COMMENT:
PPARα, β/δ and γ isotypes are regulators of signalling pathways involved in non-alcoholic steatohepatitis (NASH), modulating fatty acid oxidation, lipid storage, insulin sensitivity, and glucose metabolism. Importantly, as these PPAR family members are differentially expressed within and between organs, they exhibit complementary activities in steatotic and fibrotic cellular processes. Moreover, as these isotypes are variably expressed in disparate immune cells, they further exert control over NASH-associated hepatic and systemic inflammatory responses.

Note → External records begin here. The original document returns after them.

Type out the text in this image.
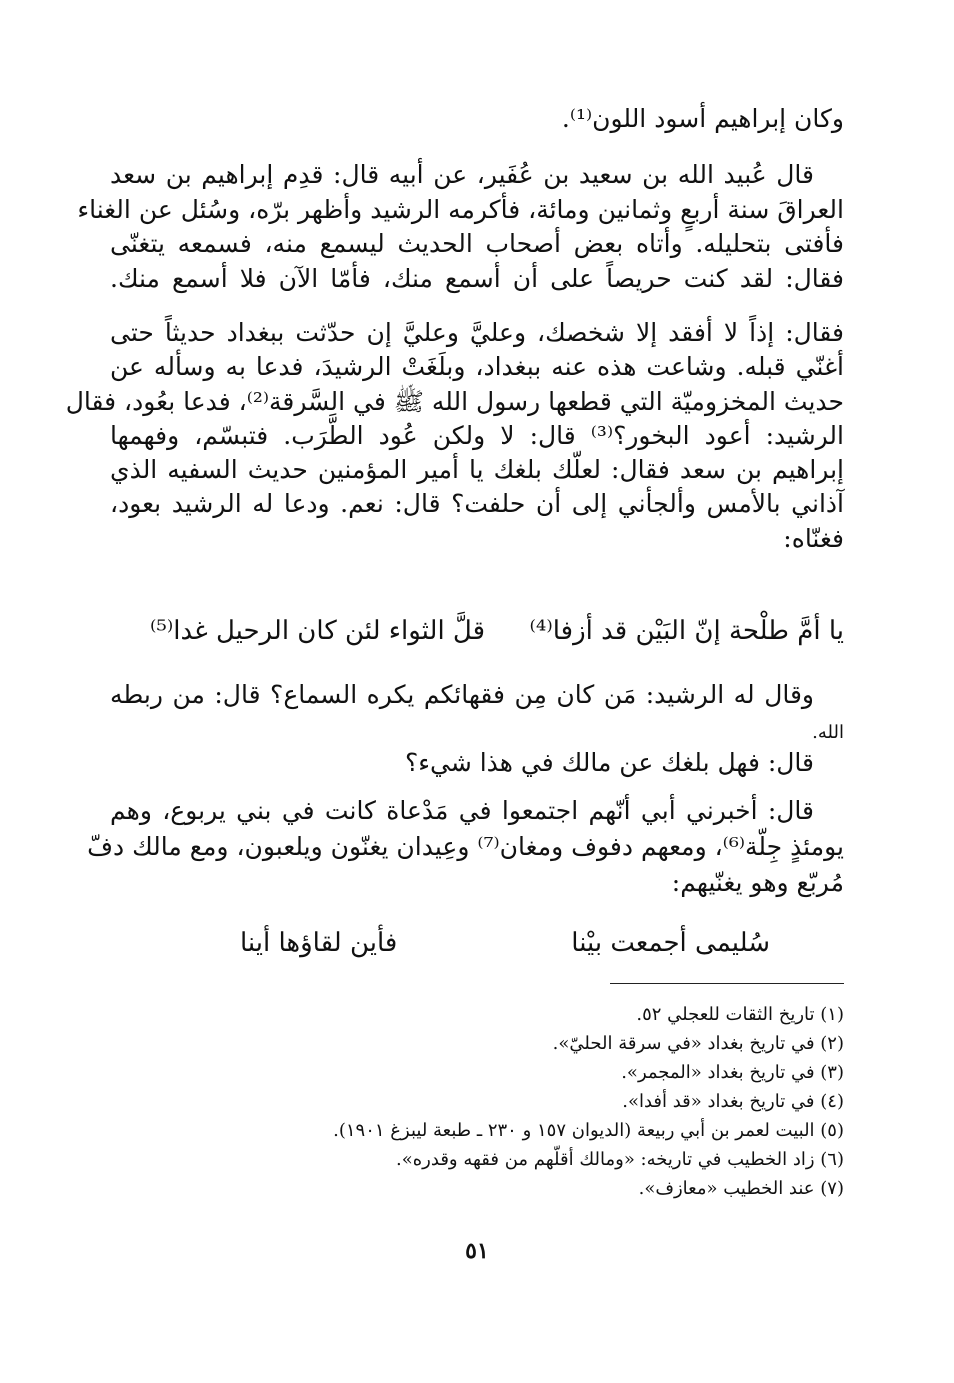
وكان إبراهيم أسود اللون⁽¹⁾.
قال عُبيد الله بن سعيد بن عُفَير، عن أبيه قال: قدِم إبراهيم بن سعد
العراقَ سنة أربعٍ وثمانين ومائة، فأكرمه الرشيد وأظهر برّه، وسُئل عن الغناء
فأفتى بتحليله. وأتاه بعض أصحاب الحديث ليسمع منه، فسمعه يتغنّى
فقال: لقد كنت حريصاً على أن أسمع منك، فأمّا الآن فلا أسمع منك.
فقال: إذاً لا أفقد إلا شخصك، وعليَّ وعليَّ إن حدّثت ببغداد حديثاً حتى
أغنّي قبله. وشاعت هذه عنه ببغداد، وبلَغَتْ الرشيدَ، فدعا به وسأله عن
حديث المخزوميّة التي قطعها رسول الله ﷺ في السَّرقة⁽²⁾، فدعا بعُود، فقال
الرشيد: أعود البخور؟⁽³⁾ قال: لا ولكن عُود الطَّرَب. فتبسّم، وفهمها
إبراهيم بن سعد فقال: لعلّك بلغك يا أمير المؤمنين حديث السفيه الذي
آذاني بالأمس وألجأني إلى أن حلفت؟ قال: نعم. ودعا له الرشيد بعود،
فغنّاه:
يا أمَّ طلْحة إنّ البَيْن قد أزفا⁽⁴⁾
قلَّ الثواء لئن كان الرحيل غدا⁽⁵⁾
وقال له الرشيد: مَن كان مِن فقهائكم يكره السماع؟ قال: من ربطه
الله.
قال: فهل بلغك عن مالك في هذا شيء؟
قال: أخبرني أبي أنّهم اجتمعوا في مَدْعاة كانت في بني يربوع، وهم
يومئذٍ جِلّة⁽⁶⁾، ومعهم دفوف ومغان⁽⁷⁾ وعِيدان يغنّون ويلعبون، ومع مالك دفّ
مُربّع وهو يغنّيهم:
سُليمى أجمعت بيْنا
فأين لقاؤها أينا
(١) تاريخ الثقات للعجلي ٥٢.
(٢) في تاريخ بغداد «في سرقة الحليّ».
(٣) في تاريخ بغداد «المجمر».
(٤) في تاريخ بغداد «قد أفدا».
(٥) البيت لعمر بن أبي ربيعة (الديوان ١٥٧ و ٢٣٠ ـ طبعة ليبزغ ١٩٠١).
(٦) زاد الخطيب في تاريخه: «ومالك أقلّهم من فقهه وقدره».
(٧) عند الخطيب «معازف».
٥١
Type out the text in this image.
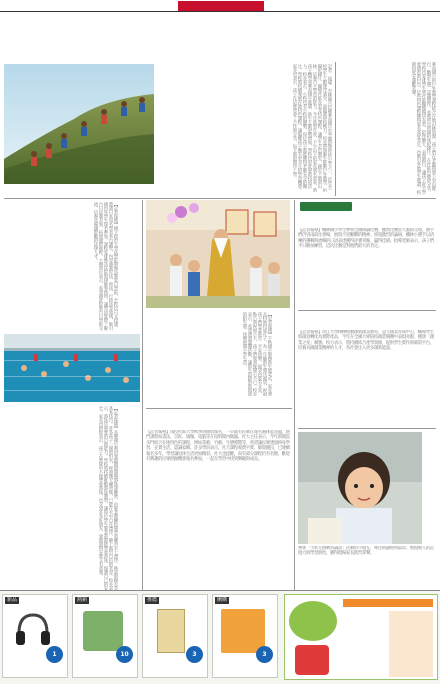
記者 報導 雲林縣古坑鄉華南國小是全縣最迷你的小學之一，近年全校學生人數逐年減少，面臨裁併校壓力。校長帶領師生推動戶外教學、拍攝紀錄片、關懷社區長者等特色課程，讓學生走出教室，親近土地與山林，培養自主學習的能力。今年新學年度，不少山下的家長慕名而來，將孩子轉學到華南國小就讀，新生人數逆勢增加，學校也因此重新找回活力。校長表示，小校也有小校的優勢，每位孩子都能獲得老師充分的關注，學校將持續發展在地特色課程，讓偏鄉孩子擁有更多元的學習機會。家長也表示，孩子在這裡學會了合作與分享，每天都很期待上學。	華南國小的戶外教學課程結合在地山林資源，孩子們在老師帶領下登山健行、觀察生態、認識農作，並將所見所聞拍成紀錄片，在社區中播放分享。學校也安排學生到社區關懷獨居長者，陪伴聊天、表演節目，讓孩子從小學會感恩與付出。這些特色課程獲得家長高度肯定，也吸引外地學生就讀，校園再度充滿歡笑聲。
【記者報導】國立政治大學法學院舉辦法制夏日學院，全程以日文授課，邀請日本知名學者來台講學，內容涵蓋民法、刑法、行政法等領域，吸引國內外學生報名參加。課程安排參訪法院與律師事務所，讓學員實際了解台日法制差異，拓展國際視野。主辦單位表示，希望藉此促進台日學術交流，培養具備國際觀的法律人才。
【記者報導】長樂國小利用暑假期間開辦游泳訓練營，由專業教練指導學童練習水上漂浮、換氣與踢水等基本技巧。許多孩子一開始怕水，經過幾天練習後，已能在水中自在漂浮，臉上露出自信的笑容。校長表示，游泳是重要的自救能力，學校將持續推動游泳教學，讓每位學生畢業前都能學會游泳，保護自己的安全。家長也紛紛表示，孩子在營隊中不僅學會游泳，也交到許多好朋友，暑假過得充實又有意義。
【記者報導】千秋國小舉辦新生始業式，家長會長特地扮成孔子，為一年級新生發送福袋，祝福孩子們學業進步、平安快樂。福袋內裝有文具、點心與祝福小卡，孩子們收到後開心不已。校長表示，希望透過溫馨活動，讓新生消除對新環境的陌生感，快樂展開小學生活。
【記者報導】南投社區大學秋季班開放報名，一早就有民眾在報名處排起長龍，熱門課程如書法、烹飪、瑜伽、電腦等在短時間內額滿。社大主任表示，今年新開設多門結合在地特色的課程，例如茶藝、竹藝、生態導覽等，希望讓民眾透過終身學習，充實生活、認識家鄉。許多學員表示，社大課程收費平實、師資優良，已連續報名多年，學習讓退休生活更加精彩。社大也提醒，尚有部分課程仍有名額，歡迎有興趣的民眾把握機會報名參加，一起在學習中找到樂趣與成長。
【記者報導】楓林國小學生參加全國辯論比賽，雖然比賽當天風雨交加，選手們仍冒雨前往會場，展現不畏艱難的精神。經過激烈的論辯，楓林小選手以清晰的邏輯與流暢的口語表達獲得評審青睞，贏得佳績。指導老師表示，孩子們平日勤加練習，這次比賽是對他們最大的肯定。
【記者報導】淡江大學積極推動創新創業教育，設立創業育成中心，輔導學生將創意轉化為實際產品，今年在全國大專院校創業競賽中表現亮眼，獲頒「創業之星」稱號。校方表示，將持續結合產學資源，提供學生實作與募資平台，培養具備創業精神的人才，為社會注入更多創新能量。
參加「小狀元挑戰背論語」活動的小朋友，專注朗誦經典篇章，展現驚人的記憶力與學習熱忱，獲得現場家長熱烈掌聲。
新品
1
熱銷
10
推薦
3
團購
3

This review aimed to underscore lessons learned regarding PPARs and emphasise their promise as pharmacological targets for NASH therapeutics.
KEY LEARNINGS:
Individual PPAR agonists are chemically, and thus pharmacokinetically and pharmacodynamically, distinct from one another. As such, disparate PPAR agonists elicit diverse drug-specific responses and thus require individual safety and efficacy assessments. While certain single (PPARα and PPARγ) and dual PPAR agonists have exhibited efficacy on histological parameters, pre-clinical and clinical observations underscore the importance of comprehensive pan-PPAR agonism to attain significant improvements in histological endpoints. Alongside liver histology and function, these pan-PPAR agonists also have the potential to improve NASH’s metabolic features, and may thus prevent the development of comorbid extrahepatic diseases, e.g. type 2 diabetes and obesity. Notably, such histological and metabolic improvements have been achieved with the pan-PPAR agonist lanifibranor, whose promising efficacy in phase 2 trials has spurred its advancement into phase 3.